Liberal Democrat Earl Russell warned Baroness Young that the government would invoke the rarely used Parliament Act, allowing them to pass the Bill into law without the Lords’ consent. “I do not believe there are going to be any fewer homosexual acts if you are successful,” he told her.
Jack Straw said: “The issue raised in this Bill is one of equality, of seeking to create a society which is free from prejudice, where our relationships with others… are based upon respect and not upon fear. This Bill is long overdue for the statute book.”
Finally, and despite Ann Widdecombe, then Shadow Home Secretary, regurgitating the same old nonsense about protecting the young, and wittering on about political correctness, on 30 November 2000, after sailing through the Commons one more time and, predictably being blocked by the Lords, the government carried out its threat. A few hours later, the Bill received Royal Assent.
It didn’t make much difference to me by that stage, but it did to many young men. It was a vital piece of legislation, which finally came into effect in 2001. Although not every gay man gets married or adopts children, rather a lot of 16-year-olds want to have sex and not be branded criminals.

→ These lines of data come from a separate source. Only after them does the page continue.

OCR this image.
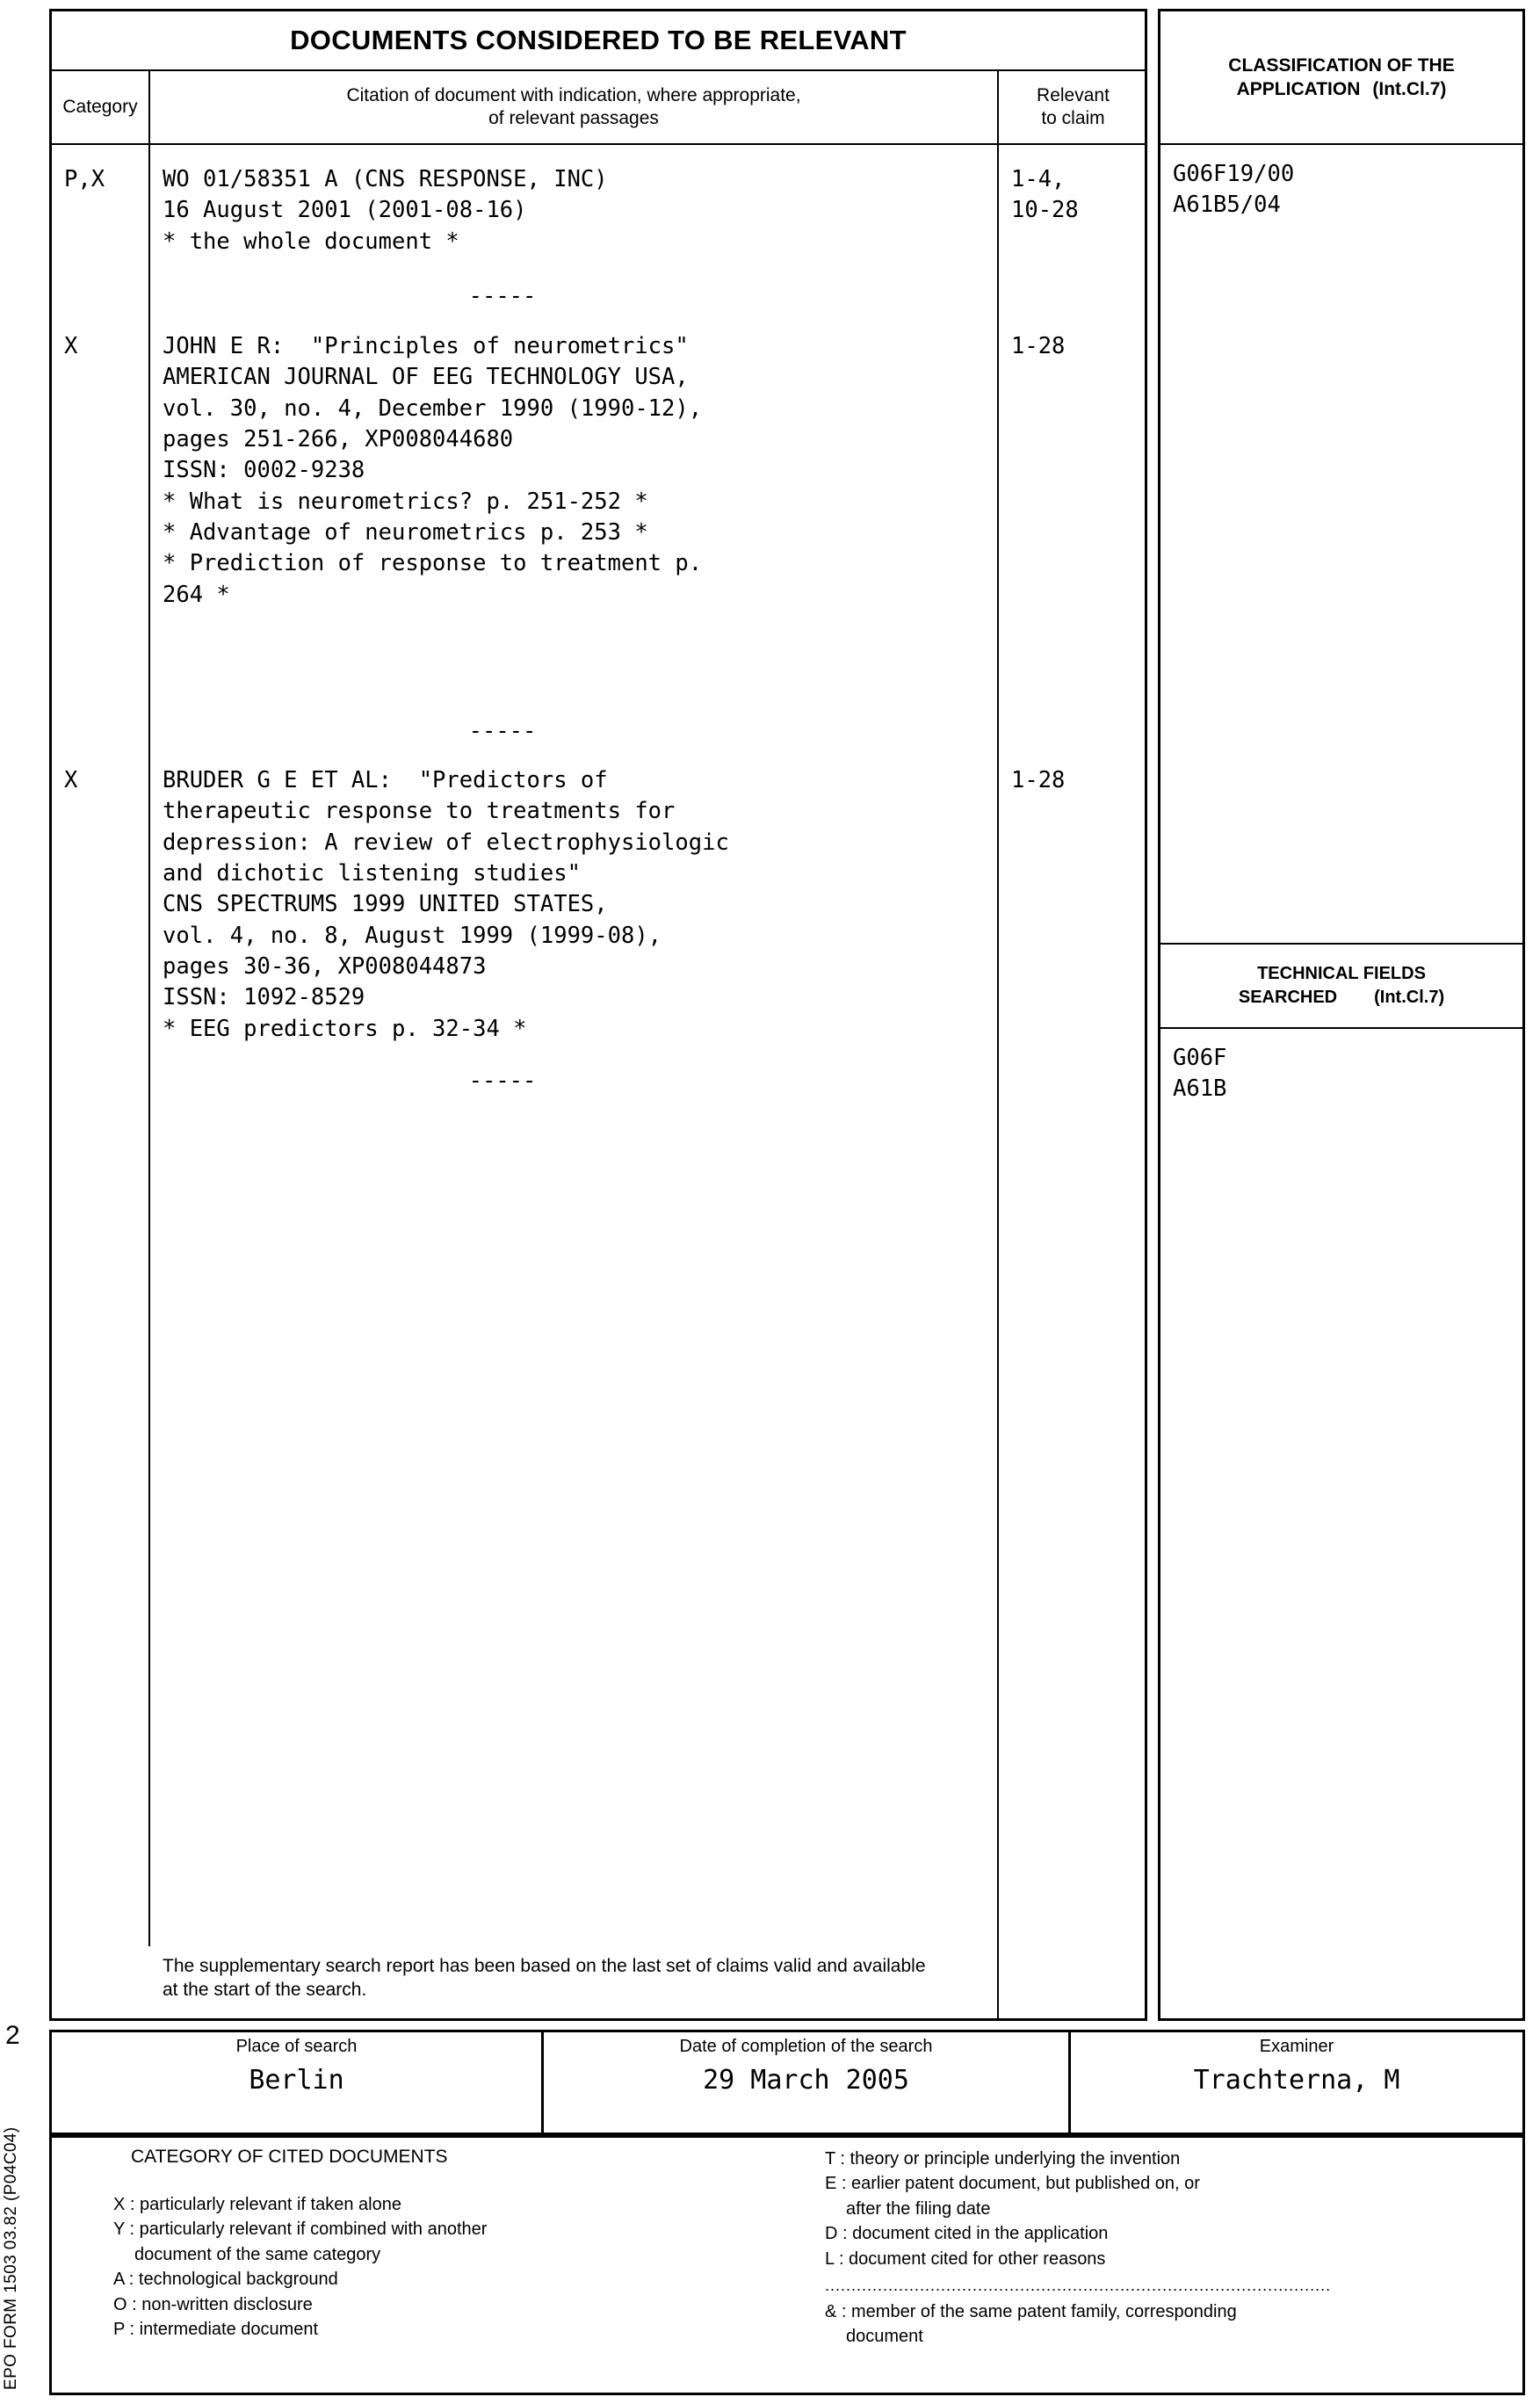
2
EPO FORM 1503 03.82 (P04C04)
DOCUMENTS CONSIDERED TO BE RELEVANT
Category
Citation of document with indication, where appropriate,
of relevant passages
Relevant
to claim
P,X
X
X
WO 01/58351 A (CNS RESPONSE, INC)
16 August 2001 (2001-08-16)
* the whole document *
-----
JOHN E R:  "Principles of neurometrics"
AMERICAN JOURNAL OF EEG TECHNOLOGY USA,
vol. 30, no. 4, December 1990 (1990-12),
pages 251-266, XP008044680
ISSN: 0002-9238
* What is neurometrics? p. 251-252 *
* Advantage of neurometrics p. 253 *
* Prediction of response to treatment p.
264 *
-----
BRUDER G E ET AL:  "Predictors of
therapeutic response to treatments for
depression: A review of electrophysiologic
and dichotic listening studies"
CNS SPECTRUMS 1999 UNITED STATES,
vol. 4, no. 8, August 1999 (1999-08),
pages 30-36, XP008044873
ISSN: 1092-8529
* EEG predictors p. 32-34 *
-----
The supplementary search report has been based on the last set of claims valid and available at the start of the search.
1-4,
10-28
1-28
1-28
CLASSIFICATION OF THE
APPLICATION (Int.Cl.7)
G06F19/00
A61B5/04
TECHNICAL FIELDS
SEARCHED (Int.Cl.7)
G06F
A61B
Place of search
Berlin
Date of completion of the search
29 March 2005
Examiner
Trachterna, M
CATEGORY OF CITED DOCUMENTS
X : particularly relevant if taken alone
Y : particularly relevant if combined with another
document of the same category
A : technological background
O : non-written disclosure
P : intermediate document
T : theory or principle underlying the invention
E : earlier patent document, but published on, or
after the filing date
D : document cited in the application
L : document cited for other reasons
................................................................................................
& : member of the same patent family, corresponding
document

As we look back now, 20 years on, let’s leave the last word to Stonewall. Josh Bradlow, policy manager, said: “Securing an equal age of consent for gay and bi men was a long process accompanied by ugly debates grounded in harmful stereotypes.
“When the age for gay and bi men was finally lowered to 16 in 2001, it was a momentous and historic moment for equality.
“The passing of the law brought valuable recognition that gay and bi men should be treated as equals, not second-class citizens, and helped pave the way for many more legal victories on the road to LGBT equality.”